The author of Children of Blood and Bone — the Nigerian-American novelist whose debut sold over three million copies, who had been attached to the Paramount film adaptation as both screenwriter and executive producer — announced she was walking away. Not from the film entirely, because she no longer had control of that. But from any association with it. From promotion. From watching it. From being its public face.
"I'm just laying down my sword and officially separating my name," she said in the post, "because I can't keep being hurt and attacked behind the scenes."
The words were measured but the impact was significant. The film was roughly six months from its January 2027 release date. Filming had already wrapped in Lagos. The ensemble cast — Thuso Mbedu, Amandla Stenberg, Damson Idris, Viola Davis, Idris Elba, Cynthia Erivo, Chiwetel Ejiofor — was in place. There was no reversing course for Paramount at this stage. The author was simply no longer going to be part of the story they told around the film.

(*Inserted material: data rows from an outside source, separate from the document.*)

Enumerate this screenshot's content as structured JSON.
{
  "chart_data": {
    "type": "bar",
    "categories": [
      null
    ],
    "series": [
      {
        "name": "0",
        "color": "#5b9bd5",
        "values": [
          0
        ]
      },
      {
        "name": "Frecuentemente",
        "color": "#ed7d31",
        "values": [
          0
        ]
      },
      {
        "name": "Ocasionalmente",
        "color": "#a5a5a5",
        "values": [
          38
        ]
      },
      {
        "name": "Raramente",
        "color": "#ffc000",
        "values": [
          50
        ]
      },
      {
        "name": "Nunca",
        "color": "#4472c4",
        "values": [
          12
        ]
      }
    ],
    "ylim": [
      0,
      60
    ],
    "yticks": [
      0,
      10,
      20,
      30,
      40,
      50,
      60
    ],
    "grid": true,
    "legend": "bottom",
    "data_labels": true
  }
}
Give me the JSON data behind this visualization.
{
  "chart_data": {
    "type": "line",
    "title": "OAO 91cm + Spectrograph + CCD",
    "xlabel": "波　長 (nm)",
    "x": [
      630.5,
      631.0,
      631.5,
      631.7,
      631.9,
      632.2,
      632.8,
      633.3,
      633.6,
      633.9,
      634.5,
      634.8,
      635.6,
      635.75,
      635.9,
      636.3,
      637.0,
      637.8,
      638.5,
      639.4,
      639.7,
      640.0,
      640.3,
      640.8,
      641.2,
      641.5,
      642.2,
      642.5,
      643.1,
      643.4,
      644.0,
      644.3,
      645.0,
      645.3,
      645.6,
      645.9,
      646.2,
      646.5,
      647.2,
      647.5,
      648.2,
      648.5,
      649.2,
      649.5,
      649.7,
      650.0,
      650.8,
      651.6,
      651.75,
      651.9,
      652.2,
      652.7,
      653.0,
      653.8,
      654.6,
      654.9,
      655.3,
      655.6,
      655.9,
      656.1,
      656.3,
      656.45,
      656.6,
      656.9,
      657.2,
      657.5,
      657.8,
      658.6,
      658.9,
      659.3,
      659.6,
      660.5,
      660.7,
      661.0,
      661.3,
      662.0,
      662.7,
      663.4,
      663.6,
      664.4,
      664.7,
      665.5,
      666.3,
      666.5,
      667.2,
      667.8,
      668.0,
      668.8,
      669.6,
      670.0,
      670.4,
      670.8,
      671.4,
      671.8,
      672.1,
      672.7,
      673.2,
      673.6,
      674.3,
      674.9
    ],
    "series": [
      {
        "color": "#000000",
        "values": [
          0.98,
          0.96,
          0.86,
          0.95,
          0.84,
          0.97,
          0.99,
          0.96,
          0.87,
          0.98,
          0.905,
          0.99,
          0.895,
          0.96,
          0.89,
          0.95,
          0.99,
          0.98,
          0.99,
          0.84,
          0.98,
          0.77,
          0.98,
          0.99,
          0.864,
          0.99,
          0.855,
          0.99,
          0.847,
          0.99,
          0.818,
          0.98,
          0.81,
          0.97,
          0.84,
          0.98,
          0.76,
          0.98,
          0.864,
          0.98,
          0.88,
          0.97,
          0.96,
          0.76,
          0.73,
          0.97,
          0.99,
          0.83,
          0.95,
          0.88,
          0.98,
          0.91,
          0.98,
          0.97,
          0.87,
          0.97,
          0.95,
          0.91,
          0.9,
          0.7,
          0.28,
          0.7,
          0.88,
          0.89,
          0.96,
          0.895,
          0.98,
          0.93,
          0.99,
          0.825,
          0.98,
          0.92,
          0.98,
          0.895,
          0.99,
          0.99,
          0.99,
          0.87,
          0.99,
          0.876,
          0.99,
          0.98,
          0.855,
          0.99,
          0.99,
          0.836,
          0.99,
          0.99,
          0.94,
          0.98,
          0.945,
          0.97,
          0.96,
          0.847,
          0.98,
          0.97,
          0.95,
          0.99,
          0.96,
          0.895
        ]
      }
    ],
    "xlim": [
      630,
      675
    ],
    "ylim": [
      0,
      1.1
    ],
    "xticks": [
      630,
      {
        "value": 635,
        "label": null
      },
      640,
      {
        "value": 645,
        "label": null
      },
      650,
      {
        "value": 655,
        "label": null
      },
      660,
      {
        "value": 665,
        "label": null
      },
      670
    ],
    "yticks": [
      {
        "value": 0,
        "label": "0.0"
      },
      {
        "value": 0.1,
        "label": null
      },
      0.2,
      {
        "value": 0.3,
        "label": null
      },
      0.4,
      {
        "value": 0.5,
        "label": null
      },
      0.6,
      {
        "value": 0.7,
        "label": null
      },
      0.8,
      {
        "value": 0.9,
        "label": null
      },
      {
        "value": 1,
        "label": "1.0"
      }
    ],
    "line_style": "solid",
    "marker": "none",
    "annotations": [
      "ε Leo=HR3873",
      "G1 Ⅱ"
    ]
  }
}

What We Know and What We Don't
Adeyemi's statement was deliberately vague about specifics. She referred to being hurt and attacked "behind the scenes" — language that points to creative or interpersonal conflict within the production process, but that does not identify individuals or name incidents. She has not, as of the time of publication, elaborated further.
What is known is the sequence of events. Adeyemi's novel entered development at Paramount after rights originally sold to Fox 2000 Pictures in 2017. The project sat in various stages of development for years. Gina Prince-Bythewood was hired to direct in December 2023. Adeyemi was listed as screenwriter and executive producer — a level of creative involvement that is uncommon for debut novelists and suggests the studio initially wanted her deeply embedded in the project.
At some point between December 2023 and July 2026, that relationship broke down.
The Pattern This Fits
Author conflicts with film adaptations are not new in Hollywood. The particulars vary — sometimes the issue is creative control over the script, sometimes it is casting decisions, sometimes it is the marketing direction or changes made during production that the author finds unacceptable. Adeyemi's situation has elements that resonate across several of these categories.
Casting controversy preceded her statement. When Amandla Stenberg was announced as Princess Amari, significant backlash arose from fans and readers who noted that Amari is explicitly dark-skinned in the novel, and argued that casting lighter-skinned actors in dark-skinned roles represents a failure of representation. Adeyemi's own views on the casting decisions were not publicly shared in detail before her July statement, but the controversy was part of the backdrop.
Whether the behind-the-scenes tensions Adeyemi references relate to casting, script direction, something else entirely, or a combination of factors, remains unconfirmed. Speculation is precisely that.
The Studio's Silence
As of publication, Paramount Pictures had not issued a public response to Adeyemi's statement. Director Gina Prince-Bythewood and the cast members had not publicly commented.
That silence, in the current media environment, communicates its own message — though it would be unfair to interpret silence as confirmation of any particular version of events.
Studios typically avoid escalating public conflicts with authors in the lead-up to a major release.
The calculus is simple: drawing more attention to a dispute reduces ticket sales. Whether Paramount addresses the situation directly before the January 2027 release remains to be seen.
What It Means for the Film
The more interesting question is what Adeyemi's statement does to the film's reception.
Her readers are deeply loyal. Three million copies across a trilogy is not just a sales figure — it represents a community.
Those readers will watch the film with a different kind of attention now, aware that the author they admire has publicly stated she wanted no part of it.
That does not mean the film will fail. Prince-Bythewood is a skilled director with a demonstrated ability to handle material rooted in African history and culture.
The cast is exceptional. The production shot in Lagos rather than on soundstages, signalling an intent toward authenticity. The film may be excellent on its own terms.
But the distance between the author and her adaptation will be part of its cultural context in a way that is now permanent. That is something audiences will bring with them into the cinema.
Whether Adeyemi ever revisits that position — whether she watches the finished film, whether she changes her mind — is her choice alone. She earned the right to draw that line.
— FAQ —
Did Tomi Adeyemi write the Children of Blood and Bone screenplay?
She was originally attached to write the screenplay, but following her July 2026 public statement, her involvement in the film's promotion and development was severed. Whether her screenplay contributions remain in the final film has not been publicly confirmed.
When did Tomi Adeyemi post about the movie?
July 4, 2026, via TikTok.
Has Paramount responded to Tomi Adeyemi's statement?
As of publication, Paramount Pictures had not issued a public response.